Thursday, November 15, 2018

My brother, myself #2

What do you do when someone you love is mentally ill?  It's ironic that I have to ask myself that question when it comes to my brother. I am bipolar. My brother is bipolar. So not only do I experience the challenges that come along with having a mental illness, I watch as my brother does the same. 

My brother is currently being admitted to a long term care facility. He had a manic episode for the last couple of months that spiraled out of control. At first he went to an E.R. and was released in a day. After living on the street for a couple of days I think he got scared and went voluntarily into a psychiatric hospital. While there, he was evaluated and put on a 30 day hold while the conservatorship process was initiated. Conservatorship happens when the state deems that you are gravely disabled. And he is just that.

This is not the first time David has been hospitalized. We as a family have watched him go through this since he was 19. He is 40. For 20 years now he has been buffeted by mental illness. He has been rescued time and time again from bad circumstances before and after hospitalization. This time however, he is being conserved and the state will determine where and how he goes. A tough road lies ahead for him, but at some point on his journey he must face his illness and commit to recovery. I had to too.
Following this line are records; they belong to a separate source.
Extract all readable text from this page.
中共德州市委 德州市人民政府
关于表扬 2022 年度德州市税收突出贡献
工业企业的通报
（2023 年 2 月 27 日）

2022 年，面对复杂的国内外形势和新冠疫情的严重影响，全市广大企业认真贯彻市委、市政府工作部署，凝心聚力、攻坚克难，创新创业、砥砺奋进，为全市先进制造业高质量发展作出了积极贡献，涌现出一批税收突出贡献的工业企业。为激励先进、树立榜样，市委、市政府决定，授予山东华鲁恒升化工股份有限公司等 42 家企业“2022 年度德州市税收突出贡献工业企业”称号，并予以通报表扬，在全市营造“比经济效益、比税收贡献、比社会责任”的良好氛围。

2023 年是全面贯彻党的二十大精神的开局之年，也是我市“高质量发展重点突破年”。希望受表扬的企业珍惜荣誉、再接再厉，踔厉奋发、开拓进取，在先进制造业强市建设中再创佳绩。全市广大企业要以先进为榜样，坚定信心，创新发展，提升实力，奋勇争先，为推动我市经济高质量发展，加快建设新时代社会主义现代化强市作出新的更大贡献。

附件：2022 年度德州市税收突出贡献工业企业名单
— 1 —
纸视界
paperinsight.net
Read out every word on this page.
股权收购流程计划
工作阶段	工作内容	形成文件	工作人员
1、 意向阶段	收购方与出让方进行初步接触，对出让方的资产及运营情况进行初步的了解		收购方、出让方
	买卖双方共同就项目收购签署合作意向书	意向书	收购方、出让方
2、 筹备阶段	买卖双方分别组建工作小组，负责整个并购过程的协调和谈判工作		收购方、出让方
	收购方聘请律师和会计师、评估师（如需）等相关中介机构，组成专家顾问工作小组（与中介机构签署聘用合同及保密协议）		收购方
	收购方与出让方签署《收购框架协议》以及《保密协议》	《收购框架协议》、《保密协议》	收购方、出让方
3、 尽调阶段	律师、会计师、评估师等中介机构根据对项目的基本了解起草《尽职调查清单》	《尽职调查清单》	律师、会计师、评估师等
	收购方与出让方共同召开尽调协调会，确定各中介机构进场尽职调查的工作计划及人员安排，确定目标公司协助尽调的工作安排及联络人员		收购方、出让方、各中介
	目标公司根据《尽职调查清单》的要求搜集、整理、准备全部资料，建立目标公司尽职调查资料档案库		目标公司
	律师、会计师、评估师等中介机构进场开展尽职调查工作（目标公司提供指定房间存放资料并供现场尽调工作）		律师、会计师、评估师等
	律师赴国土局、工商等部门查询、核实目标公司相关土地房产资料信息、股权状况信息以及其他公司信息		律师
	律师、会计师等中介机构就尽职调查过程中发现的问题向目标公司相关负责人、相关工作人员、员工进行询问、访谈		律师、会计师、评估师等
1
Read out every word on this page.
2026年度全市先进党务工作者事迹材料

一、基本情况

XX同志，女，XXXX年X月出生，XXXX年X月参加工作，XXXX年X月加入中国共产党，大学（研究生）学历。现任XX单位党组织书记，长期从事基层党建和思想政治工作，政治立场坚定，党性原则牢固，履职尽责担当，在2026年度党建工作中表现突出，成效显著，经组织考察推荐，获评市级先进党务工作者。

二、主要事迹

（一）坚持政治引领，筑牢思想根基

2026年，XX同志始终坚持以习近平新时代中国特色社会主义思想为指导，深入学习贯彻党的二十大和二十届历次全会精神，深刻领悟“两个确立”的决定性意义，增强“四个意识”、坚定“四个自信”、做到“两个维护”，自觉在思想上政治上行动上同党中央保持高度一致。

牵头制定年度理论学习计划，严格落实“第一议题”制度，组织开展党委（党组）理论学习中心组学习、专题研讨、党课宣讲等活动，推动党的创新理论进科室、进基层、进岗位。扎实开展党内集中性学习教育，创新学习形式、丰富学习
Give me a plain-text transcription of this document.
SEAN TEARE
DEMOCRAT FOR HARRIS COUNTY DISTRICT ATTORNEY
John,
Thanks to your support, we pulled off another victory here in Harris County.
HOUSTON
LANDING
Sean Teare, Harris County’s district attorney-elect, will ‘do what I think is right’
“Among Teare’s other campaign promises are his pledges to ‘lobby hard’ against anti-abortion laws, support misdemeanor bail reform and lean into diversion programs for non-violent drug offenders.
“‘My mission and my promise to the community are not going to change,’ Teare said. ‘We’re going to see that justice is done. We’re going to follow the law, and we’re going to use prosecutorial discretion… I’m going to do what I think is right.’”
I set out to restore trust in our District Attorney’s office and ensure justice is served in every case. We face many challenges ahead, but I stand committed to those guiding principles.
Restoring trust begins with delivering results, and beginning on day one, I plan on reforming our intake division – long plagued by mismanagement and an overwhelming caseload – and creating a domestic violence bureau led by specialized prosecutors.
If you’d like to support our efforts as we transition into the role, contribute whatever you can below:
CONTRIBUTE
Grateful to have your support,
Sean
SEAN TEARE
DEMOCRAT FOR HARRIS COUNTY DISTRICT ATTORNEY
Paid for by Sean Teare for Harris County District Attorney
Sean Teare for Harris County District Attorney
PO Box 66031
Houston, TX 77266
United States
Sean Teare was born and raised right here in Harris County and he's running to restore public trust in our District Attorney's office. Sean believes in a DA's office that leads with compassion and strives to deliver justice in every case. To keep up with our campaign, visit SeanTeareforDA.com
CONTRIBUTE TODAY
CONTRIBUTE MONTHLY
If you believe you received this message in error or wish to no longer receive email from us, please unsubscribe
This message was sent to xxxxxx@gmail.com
So, what to do? I love my brother and hate to see him go through what I had to go through. I was conserved in 2011 after a severe manic episode. I was hospitalized for 9 months. During that time I was forced to face my illness. I was ill, it was chronic, and I had to realize that it would be a lifetime of taking medication, seeking therapy and participating in recovery. It has been a long, hard fight to recover and be well, stable and connected again to the world.  

I know what I am going to do in regards to David. I am going to write this blog more. Maybe there is someone somewhere who needs to hear that they are not alone in their struggles. Hopefully I can reach those that are hurting because of mental illness. Perhaps I can influence another David  and encourage him to seek treatment. It will make my journey worthwhile and so I will start today. Today I write for David.